For too long, bayabas fruits ripened and fell to the ground wasted, swept and garbaged. Ay, it was back to boyhood climbing the tree, picking manibalang fruits, and where the hand could not reach, there was the dependable sungkit.  
By first week’s end, I have come to talking to the plants – a photo in FB drawing a lot of jocularity. And yes, the plants responded – the langka with two sweet smelling ripened fruits, the sampaguita far back the yard in full bloom, even the potted marcotted fig sapling that shed its last leaf in February suddenly leafing. Plant whisperer, anyone?

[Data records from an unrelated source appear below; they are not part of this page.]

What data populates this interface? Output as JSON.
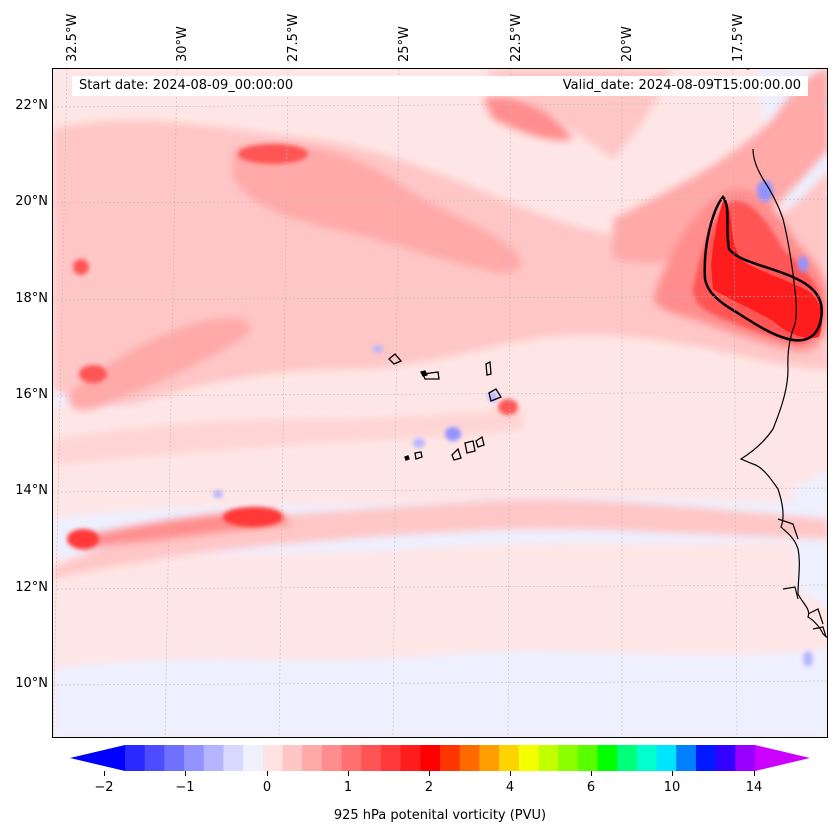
{
  "header": {
    "start_date": "Start date: 2024-08-09_00:00:00",
    "valid_date": "Valid_date: 2024-08-09T15:00:00.00"
  },
  "axes": {
    "top_lon_ticks": [
      "32.5°W",
      "30°W",
      "27.5°W",
      "25°W",
      "22.5°W",
      "20°W",
      "17.5°W"
    ],
    "left_lat_ticks": [
      "22°N",
      "20°N",
      "18°N",
      "16°N",
      "14°N",
      "12°N",
      "10°N"
    ]
  },
  "colorbar": {
    "label": "925 hPa potenital vorticity (PVU)",
    "tick_labels": [
      "−2",
      "−1",
      "0",
      "1",
      "2",
      "4",
      "6",
      "10",
      "14"
    ],
    "colors": [
      "#0000ff",
      "#2a2aff",
      "#4d4dff",
      "#7070ff",
      "#9393ff",
      "#b5b5ff",
      "#d8d8ff",
      "#f0f0ff",
      "#ffe2e2",
      "#ffc6c6",
      "#ffa9a9",
      "#ff8d8d",
      "#ff7070",
      "#ff5454",
      "#ff3838",
      "#ff1c1c",
      "#ff0000",
      "#ff3500",
      "#ff6a00",
      "#ff9e00",
      "#ffd300",
      "#f6ff00",
      "#c2ff00",
      "#8dff00",
      "#59ff00",
      "#00ff00",
      "#00ff7a",
      "#00ffcc",
      "#00e5ff",
      "#0080ff",
      "#0019ff",
      "#3300ff",
      "#9900ff",
      "#cc00ff"
    ]
  },
  "map": {
    "colors": {
      "ocean_base": "#eef0ff",
      "light_red": "#ffe2e2",
      "pink": "#ffc6c6",
      "medium": "#ffa9a9",
      "strong": "#ff7070",
      "very_strong": "#ff3838",
      "max_red": "#ff0000",
      "blue": "#b5b5ff",
      "deep_blue": "#9393ff"
    },
    "features": [
      "cape-verde-islands",
      "west-africa-coastline",
      "high-pv-anomaly-mauritania"
    ]
  }
}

And dog talker too. Franco, our golden retriever, all too playful for serious conversation though.  
 
There is no grinning, there is only bearing the physical distancing self-imposed at home, especially with my precocious 3-year-old grandkid Baste. He just could not understand why he had to stay six-feet away from me at all times, why he could not hug and kiss me goodnight, or sit on my computer table and look at all his pictures in my laptop. It breaks the heart.
Social distancing though is breached in the web – all the kids and grandkids, the Tokyo set included – with daily viber, skype, and videophone calls. Home Q upholding family solidarity there.
Family solidarity further fortified in prayer. As the Venerable Fr. Patrick Peyton memorialized: The family that prays together, stays together. The Holy Rosary prayed daily before the family altar: in supplication for a cure, for the eternal repose of the souls of the victims, for the comfort of the afflicted, for strength and health of the frontliners.
A most uplifting spiritual retreat – the Holy Mass broadcast daily at 9 p.m. over EWTN global Catholic network. The liturgy imbues one with a deeper meaning of the sacrifice, the Latin hymns and prayers as it were verily lifting one to the heavens – Kyrie eleison deeply penitential, the divine providence in Pater Noster, Agnus Dei of mercy and peace, what the world needs and only the Lamb can give.
Ite, missa est assuming in meaning not only the end of the Mass but a sending – to the world – to live the Faith as the Faith lives in you.
Ah, if only for the anticipation of the family praying the Rosary of the Virgin Mary and the Holy Sacrifice every evening, how can home quarantine ever be hellishly boring?   
A life not really altered but amended here. Benedicamus Domino.